Several videos show Ukrainian soldiers ambushing tank columns down major roads or in the muddy plains in small towns using these anti-vehicle weapons. Other videos show the devastation that Ukrainian forces wreaked on Russia, with vehicles and tanks alike burning and Russian soldiers’ bodies strewn across roads and in fields.
The Russian government has not been transparent with its citizens either. Russian civilians have called a Ukrainian telephone hotline to try to find their loved ones in the Russian military, with the hope that they are still alive. The hotline either tells the callers that the person is either killed, captured, or status unknown. Russia’s Defense Ministry has stalled multiple complaints from citizens about where their conscripted sons are and whether they are alive.
This does not even address the relative success that the outnumbered Ukrainian air force has had against Russian air power. Everyone assumed that Russia would have shut down Ukraine’s airspace within days and far outnumbered the Ukrainian air force by the hundreds. Instead, a Ukrainian raid destroyed dozens of parked military helicopters and on multiple occasions, Ukrainian ground forces shot down Russian jet fighters. Considering that the Ukrainians are estimated to have about 50 aircraft, it is a major feat.
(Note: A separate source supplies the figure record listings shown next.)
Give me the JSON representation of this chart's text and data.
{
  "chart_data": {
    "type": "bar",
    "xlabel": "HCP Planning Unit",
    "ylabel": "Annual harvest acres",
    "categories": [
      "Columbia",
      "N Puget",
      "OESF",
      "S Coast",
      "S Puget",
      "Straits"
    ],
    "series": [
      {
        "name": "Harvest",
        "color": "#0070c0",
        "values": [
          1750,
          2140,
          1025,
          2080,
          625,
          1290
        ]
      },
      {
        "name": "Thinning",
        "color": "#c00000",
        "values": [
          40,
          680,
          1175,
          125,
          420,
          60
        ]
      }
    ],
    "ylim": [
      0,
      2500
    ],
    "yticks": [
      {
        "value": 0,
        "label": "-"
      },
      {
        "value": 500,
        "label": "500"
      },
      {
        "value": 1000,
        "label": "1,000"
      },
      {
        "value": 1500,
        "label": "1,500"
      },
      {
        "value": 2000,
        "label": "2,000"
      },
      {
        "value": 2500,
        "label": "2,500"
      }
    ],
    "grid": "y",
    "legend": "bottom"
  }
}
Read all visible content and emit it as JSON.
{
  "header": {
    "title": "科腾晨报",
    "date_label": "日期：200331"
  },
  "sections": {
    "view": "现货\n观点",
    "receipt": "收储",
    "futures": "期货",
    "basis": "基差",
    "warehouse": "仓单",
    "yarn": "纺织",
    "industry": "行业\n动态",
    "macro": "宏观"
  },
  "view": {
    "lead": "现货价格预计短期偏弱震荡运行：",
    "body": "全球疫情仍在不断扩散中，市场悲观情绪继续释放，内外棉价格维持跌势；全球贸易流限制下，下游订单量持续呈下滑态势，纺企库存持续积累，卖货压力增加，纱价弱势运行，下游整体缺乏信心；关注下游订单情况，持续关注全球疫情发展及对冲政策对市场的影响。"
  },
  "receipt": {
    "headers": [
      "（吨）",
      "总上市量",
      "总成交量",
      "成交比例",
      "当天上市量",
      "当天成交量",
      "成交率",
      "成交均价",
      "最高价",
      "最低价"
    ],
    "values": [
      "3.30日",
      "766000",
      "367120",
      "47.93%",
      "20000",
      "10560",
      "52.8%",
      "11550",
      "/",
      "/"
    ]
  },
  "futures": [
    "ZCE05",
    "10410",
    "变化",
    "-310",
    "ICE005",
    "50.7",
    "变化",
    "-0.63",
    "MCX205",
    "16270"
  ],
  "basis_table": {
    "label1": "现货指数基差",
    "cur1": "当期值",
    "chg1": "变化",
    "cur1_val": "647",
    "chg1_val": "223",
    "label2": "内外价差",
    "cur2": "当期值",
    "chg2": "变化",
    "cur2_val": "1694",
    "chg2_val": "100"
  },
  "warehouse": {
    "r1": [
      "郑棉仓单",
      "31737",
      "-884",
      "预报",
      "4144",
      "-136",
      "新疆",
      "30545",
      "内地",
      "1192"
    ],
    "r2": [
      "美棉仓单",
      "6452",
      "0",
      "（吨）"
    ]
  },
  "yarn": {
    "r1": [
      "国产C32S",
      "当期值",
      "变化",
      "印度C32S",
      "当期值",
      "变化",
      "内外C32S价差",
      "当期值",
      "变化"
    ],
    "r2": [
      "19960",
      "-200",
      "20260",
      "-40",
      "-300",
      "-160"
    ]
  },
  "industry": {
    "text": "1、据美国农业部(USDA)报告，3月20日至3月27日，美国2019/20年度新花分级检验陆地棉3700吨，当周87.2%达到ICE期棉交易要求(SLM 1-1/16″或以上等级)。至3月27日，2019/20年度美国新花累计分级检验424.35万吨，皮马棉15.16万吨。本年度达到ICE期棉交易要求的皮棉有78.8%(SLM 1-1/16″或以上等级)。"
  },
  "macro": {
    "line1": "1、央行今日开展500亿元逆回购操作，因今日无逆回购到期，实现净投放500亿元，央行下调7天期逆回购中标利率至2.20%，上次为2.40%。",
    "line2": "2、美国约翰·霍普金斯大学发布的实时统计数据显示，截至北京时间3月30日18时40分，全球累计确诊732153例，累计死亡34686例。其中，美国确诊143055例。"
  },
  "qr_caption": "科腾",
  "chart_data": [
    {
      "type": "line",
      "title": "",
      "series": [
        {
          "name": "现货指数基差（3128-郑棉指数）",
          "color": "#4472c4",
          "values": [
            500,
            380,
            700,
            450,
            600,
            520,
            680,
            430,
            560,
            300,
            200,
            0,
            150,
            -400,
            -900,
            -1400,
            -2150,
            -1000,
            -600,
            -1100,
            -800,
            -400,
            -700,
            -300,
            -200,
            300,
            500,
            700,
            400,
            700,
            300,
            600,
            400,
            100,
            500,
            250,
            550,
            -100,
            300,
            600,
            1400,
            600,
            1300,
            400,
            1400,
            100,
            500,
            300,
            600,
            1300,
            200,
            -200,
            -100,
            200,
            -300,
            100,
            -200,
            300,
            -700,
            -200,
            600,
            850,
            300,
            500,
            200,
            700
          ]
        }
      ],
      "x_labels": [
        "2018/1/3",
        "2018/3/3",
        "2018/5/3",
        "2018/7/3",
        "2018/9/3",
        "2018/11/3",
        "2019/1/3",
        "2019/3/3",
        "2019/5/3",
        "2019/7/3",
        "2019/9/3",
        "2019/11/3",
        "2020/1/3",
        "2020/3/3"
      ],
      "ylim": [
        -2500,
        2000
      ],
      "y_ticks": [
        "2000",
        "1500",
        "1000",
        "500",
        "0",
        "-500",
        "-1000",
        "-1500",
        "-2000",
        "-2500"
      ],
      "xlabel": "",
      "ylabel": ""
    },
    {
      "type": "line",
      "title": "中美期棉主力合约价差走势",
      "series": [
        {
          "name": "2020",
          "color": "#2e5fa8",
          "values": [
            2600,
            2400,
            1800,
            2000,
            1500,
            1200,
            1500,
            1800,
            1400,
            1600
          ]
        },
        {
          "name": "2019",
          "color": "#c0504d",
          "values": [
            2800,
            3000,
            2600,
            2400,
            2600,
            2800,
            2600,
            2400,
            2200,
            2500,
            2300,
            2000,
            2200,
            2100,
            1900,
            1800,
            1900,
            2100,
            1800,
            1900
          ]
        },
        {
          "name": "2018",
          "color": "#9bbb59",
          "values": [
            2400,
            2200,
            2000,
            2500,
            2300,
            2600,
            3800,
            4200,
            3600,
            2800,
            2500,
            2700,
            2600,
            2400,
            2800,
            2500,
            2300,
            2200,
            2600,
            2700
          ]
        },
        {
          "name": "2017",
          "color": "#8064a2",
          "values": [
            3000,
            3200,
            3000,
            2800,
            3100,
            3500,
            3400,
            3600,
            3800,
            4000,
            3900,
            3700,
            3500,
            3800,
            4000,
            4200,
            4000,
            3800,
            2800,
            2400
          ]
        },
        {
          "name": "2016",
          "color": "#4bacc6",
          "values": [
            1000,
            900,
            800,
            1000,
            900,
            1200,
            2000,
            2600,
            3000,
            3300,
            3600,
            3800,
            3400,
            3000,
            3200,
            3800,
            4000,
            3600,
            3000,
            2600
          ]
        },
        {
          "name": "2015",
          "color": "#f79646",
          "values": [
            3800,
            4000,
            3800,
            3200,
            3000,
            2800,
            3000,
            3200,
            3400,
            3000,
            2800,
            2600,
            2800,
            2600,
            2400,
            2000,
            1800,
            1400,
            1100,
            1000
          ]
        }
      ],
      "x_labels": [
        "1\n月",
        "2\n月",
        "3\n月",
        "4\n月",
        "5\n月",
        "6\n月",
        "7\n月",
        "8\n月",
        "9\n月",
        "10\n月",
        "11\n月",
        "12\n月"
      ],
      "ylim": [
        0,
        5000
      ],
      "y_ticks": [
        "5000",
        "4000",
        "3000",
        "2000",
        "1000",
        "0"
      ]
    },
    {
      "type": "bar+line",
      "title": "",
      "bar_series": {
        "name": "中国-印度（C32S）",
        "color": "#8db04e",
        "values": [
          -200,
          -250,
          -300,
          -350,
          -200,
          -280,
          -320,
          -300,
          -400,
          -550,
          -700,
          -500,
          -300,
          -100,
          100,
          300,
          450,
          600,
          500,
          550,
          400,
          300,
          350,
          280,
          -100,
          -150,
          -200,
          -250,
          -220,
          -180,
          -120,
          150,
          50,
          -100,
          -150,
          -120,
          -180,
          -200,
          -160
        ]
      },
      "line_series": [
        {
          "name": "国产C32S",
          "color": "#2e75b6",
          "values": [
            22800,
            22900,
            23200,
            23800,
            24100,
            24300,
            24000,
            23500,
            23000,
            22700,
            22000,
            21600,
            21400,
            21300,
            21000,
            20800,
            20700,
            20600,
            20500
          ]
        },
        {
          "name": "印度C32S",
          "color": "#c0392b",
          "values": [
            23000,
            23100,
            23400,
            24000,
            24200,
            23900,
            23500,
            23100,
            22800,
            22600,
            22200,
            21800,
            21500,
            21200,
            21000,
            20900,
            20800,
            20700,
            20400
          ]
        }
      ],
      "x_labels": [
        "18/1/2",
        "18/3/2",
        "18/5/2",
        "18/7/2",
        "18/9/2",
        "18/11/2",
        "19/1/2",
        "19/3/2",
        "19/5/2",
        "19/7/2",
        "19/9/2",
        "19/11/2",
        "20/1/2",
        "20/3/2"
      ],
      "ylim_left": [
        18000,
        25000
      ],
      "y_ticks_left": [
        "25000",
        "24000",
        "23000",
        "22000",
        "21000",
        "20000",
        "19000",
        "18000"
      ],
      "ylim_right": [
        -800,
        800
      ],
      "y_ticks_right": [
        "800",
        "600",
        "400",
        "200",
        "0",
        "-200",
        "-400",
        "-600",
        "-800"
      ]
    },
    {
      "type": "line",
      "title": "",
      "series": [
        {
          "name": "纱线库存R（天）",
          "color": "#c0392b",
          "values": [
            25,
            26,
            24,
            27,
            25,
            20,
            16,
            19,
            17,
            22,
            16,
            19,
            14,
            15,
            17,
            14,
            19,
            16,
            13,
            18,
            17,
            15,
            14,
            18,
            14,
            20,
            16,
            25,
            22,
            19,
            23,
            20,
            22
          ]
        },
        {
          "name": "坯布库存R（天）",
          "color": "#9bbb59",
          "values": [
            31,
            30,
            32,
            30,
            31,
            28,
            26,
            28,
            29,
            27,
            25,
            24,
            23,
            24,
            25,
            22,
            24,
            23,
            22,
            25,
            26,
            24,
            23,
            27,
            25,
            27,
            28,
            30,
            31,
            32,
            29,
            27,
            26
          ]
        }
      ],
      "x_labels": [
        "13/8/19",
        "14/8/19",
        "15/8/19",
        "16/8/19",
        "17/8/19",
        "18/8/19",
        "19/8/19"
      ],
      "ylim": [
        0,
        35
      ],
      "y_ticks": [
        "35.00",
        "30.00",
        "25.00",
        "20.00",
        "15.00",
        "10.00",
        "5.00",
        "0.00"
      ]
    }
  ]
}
Another surprising aspect is that Russia’s military does not operate effectively at night. Much of their movement and attacks occur in the daytime, even though Russia has night-vision goggles for its soldiers. In the early days of the invasion, their night attacks bumbled into traps and ambushes by Ukrainians. Russian jets have also followed suit, out of fear of anti-aircraft fire in the night.
One British military expert, Michael Clarke, told Sky News that Russian pilots have about 100 hours of flight time in the cockpit per year, compared to North Atlantic Treaty Organization (NATO) pilots who log in about 200 hours. The discrepancy in flight hours may have given Ukrainian pilots, who train with NATO member nations, an edge even if Ukraine is not a formal member of NATO. Initial estimates put the Russian air force at 1,511 combat aircraft compared to Ukraine’s 98 aircraft, or a tenfold advantage favoring Russia. Clarke said, “Military analysts are still scratching their heads as to why the Russians haven’t made more of their natural air superiority.”
There is also the active participation of Ukrainian civilians, who have taken up arms to defend their homes and country. Long lines outside of police stations became commonplace, while civilians waited in line to receive weapons from the police and to enroll crash-course weapons training. An active resistance will pose problems for an occupying Russian military, which the U.S. military understands after its wars in Iraq and in Afghanistan.
The world respected, or feared, the supposed military might of Russia before its invasion of Ukraine. But, as Russia’s mistakes pile up, its aura of invincibility has gone down significantly.